SEA-TAC AIRPORT -The efforts to reduce jet fuel consumption and limit green house gases appears to be paying off as part of the Greener Skies initiative pursued by Sea-Tac Airport, Alaska Airlines, Boeing and the FAA.
The Northwest airport was designated the first rest case to reduce fuel consumption in 2010 and the first phase started rolling out for real in the spring of 2013.
Alaska Airlines says it's saved $2.2 million dollars in fuel costs mostly by avoiding the traditional "stair-stepped" procedure involving descending, leveling off burning fuel, descending again all the way to the runway. Now the procedure allows Alaska and other airlines to avoid the stair steps and basically coast to a safe landing with the engines essentially at idle.
The second part has been slower to implement. Alaska and other carriers could use Required Navigational Performance (RNP) to shave 17 miles off the distance involved in landing using a sophisticated suite of instruments.

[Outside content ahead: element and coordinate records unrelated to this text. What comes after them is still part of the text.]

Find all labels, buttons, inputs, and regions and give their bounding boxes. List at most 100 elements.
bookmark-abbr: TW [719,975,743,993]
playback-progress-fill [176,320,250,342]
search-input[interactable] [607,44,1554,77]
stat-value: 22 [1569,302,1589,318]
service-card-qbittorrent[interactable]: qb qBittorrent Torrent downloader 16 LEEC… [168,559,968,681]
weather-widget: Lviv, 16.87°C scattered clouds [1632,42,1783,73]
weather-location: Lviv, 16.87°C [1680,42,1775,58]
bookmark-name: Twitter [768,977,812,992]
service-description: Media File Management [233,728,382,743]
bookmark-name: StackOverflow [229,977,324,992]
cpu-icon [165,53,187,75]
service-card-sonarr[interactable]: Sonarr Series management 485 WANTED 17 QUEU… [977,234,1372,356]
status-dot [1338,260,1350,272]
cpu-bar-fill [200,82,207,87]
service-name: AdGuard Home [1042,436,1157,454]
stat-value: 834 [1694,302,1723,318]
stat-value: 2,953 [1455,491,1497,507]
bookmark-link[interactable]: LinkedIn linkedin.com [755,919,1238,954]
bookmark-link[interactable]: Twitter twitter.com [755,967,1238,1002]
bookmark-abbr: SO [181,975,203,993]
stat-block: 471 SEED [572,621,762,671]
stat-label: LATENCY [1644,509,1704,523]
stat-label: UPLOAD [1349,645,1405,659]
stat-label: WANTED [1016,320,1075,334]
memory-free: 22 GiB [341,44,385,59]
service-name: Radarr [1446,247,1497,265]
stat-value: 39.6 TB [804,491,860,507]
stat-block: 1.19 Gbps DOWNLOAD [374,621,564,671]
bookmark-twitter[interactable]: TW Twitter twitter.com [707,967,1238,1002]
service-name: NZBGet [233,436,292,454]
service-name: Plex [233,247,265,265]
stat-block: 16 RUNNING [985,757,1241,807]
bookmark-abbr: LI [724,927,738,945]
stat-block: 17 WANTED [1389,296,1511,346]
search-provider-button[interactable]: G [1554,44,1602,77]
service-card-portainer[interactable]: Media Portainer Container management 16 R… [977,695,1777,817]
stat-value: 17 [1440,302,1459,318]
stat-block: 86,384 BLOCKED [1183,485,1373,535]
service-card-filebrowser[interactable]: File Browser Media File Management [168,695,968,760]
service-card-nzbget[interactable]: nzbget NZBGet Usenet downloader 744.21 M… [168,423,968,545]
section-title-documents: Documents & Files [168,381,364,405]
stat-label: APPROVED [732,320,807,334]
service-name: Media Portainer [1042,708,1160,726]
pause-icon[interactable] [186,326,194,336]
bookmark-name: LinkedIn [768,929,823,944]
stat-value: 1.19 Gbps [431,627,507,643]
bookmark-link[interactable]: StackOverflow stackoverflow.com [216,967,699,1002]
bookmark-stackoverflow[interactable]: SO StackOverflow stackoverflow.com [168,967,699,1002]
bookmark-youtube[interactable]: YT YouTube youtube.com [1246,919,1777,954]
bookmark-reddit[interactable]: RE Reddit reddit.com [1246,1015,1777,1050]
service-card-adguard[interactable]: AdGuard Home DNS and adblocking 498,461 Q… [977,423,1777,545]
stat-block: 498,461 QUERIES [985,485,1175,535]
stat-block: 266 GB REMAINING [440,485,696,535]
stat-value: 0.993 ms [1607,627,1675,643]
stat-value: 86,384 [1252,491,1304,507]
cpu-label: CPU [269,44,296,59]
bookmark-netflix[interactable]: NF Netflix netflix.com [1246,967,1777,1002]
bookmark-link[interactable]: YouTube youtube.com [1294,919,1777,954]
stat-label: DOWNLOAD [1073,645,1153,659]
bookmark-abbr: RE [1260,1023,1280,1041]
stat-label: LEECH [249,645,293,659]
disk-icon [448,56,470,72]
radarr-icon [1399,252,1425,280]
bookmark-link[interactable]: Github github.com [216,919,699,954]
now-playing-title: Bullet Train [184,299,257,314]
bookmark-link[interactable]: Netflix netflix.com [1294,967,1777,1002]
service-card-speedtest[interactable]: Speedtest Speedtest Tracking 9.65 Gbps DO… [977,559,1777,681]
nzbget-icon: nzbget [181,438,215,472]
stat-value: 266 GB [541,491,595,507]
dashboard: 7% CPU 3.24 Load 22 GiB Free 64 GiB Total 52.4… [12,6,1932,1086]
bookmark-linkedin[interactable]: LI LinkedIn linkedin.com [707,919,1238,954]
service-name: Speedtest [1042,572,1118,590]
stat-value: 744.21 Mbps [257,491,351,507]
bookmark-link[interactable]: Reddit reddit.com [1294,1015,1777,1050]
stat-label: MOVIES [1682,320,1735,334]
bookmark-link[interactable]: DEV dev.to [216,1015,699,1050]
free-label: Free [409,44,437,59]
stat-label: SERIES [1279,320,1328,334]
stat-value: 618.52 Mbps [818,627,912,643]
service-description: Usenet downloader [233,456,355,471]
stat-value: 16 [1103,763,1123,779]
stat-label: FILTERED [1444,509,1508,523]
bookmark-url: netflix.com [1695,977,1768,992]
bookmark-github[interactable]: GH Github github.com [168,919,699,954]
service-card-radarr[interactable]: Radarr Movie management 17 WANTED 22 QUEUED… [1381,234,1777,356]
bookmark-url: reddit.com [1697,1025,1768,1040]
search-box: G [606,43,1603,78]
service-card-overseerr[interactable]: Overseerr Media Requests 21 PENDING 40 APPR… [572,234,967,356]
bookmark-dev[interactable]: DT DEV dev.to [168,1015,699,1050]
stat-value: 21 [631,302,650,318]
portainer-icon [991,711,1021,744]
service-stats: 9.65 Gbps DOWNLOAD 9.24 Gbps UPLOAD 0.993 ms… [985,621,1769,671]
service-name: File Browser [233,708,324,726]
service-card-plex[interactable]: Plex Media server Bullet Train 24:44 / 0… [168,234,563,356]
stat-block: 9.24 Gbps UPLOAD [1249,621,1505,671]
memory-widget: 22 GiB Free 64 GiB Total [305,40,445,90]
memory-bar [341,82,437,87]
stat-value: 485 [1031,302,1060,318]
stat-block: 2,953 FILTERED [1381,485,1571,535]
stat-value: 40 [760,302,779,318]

The RNP approaches are used around the country, especially in Alaska where bad weather and mountains can make flying hazardous. But so far, the airline is only allowed to use the approach procedure known as HAWKZ in good weather. If that approach can be used more widely, the airline contends that fuel savings could top 1.3 million gallons, or 44 gallons of jet fuel per flight, with a carbon dioxide reduction equivalent of taking 4,100 cars off the roads.